文摘Land use Land cover (LULC) has undergone progressive changes worldwide over the years. However, there is limited information available about these changes in Oba Hills Forest Reserve, Nigeria. The existing spatial analysis of the forest excluded important land use classes like settlements. Therefore, this study aimed at assessing the dynamics of LULC in Oba Hills Forest Reserve between 1987 and 2019. Images from Landsat 5, Landsat 7, and Landsat 8 for the years 1987, 2001, 2013, and 2019 were obtained and subjected to preprocessing and classification using the maximum likelihood algorithm, change detection, and Normalized Differential Vegetation Index (NDVI). The coordinates of specific benchmark locations and other points were acquired for ground-truthing and developing Digital Elevation Model (DEM).
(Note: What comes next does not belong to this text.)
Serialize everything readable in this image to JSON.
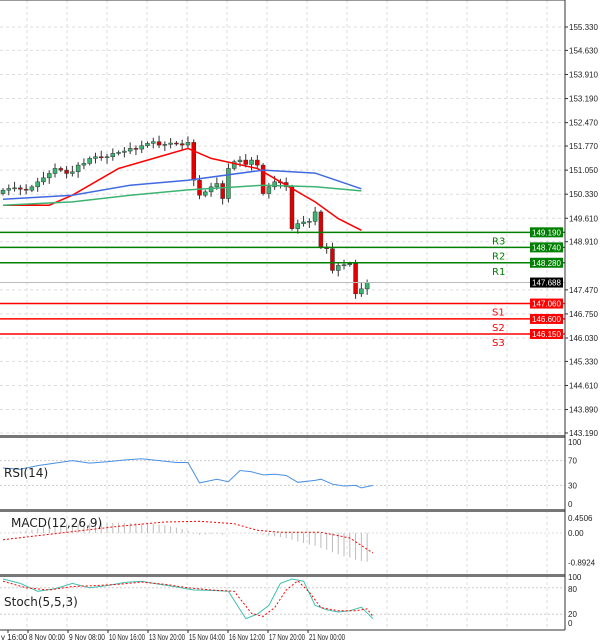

Three distinct LULC classes were identified: forest, bare land (including open spaces, agriculture, rocks, and grasslands), and built-up areas. The forest cover in the reserve gradually decreased from 56% in 1987 to 47% in 2019, resulting in a total area loss of 455.4 hectares. Correspondingly, the other LULC classes experienced exponential expansion. Bare land increased from 44% in 1987 to 52% in 2019, while the built-up area expanded by 57.28 hectares. These changes are attributed to prevalent anthropogenic activities such as agriculture, grazing, logging, firewood collection, and population growth within the catchment area. The declining NDVI values in the forest reserve, from 0.52 to 0.44 within the years of assessment, further substantiated the substantial loss of forest cover. The DEM and topographical map highlighted notable steep slopes and elevations of up to over 550 m above sea level (asl) within the reserve, which have implications for forest growth and dynamics. In conclusion, this study reveals extensive rates of forest cover changes into bare land, primarily for agriculture, and settlements, and offers further recommendations to reverse the trend.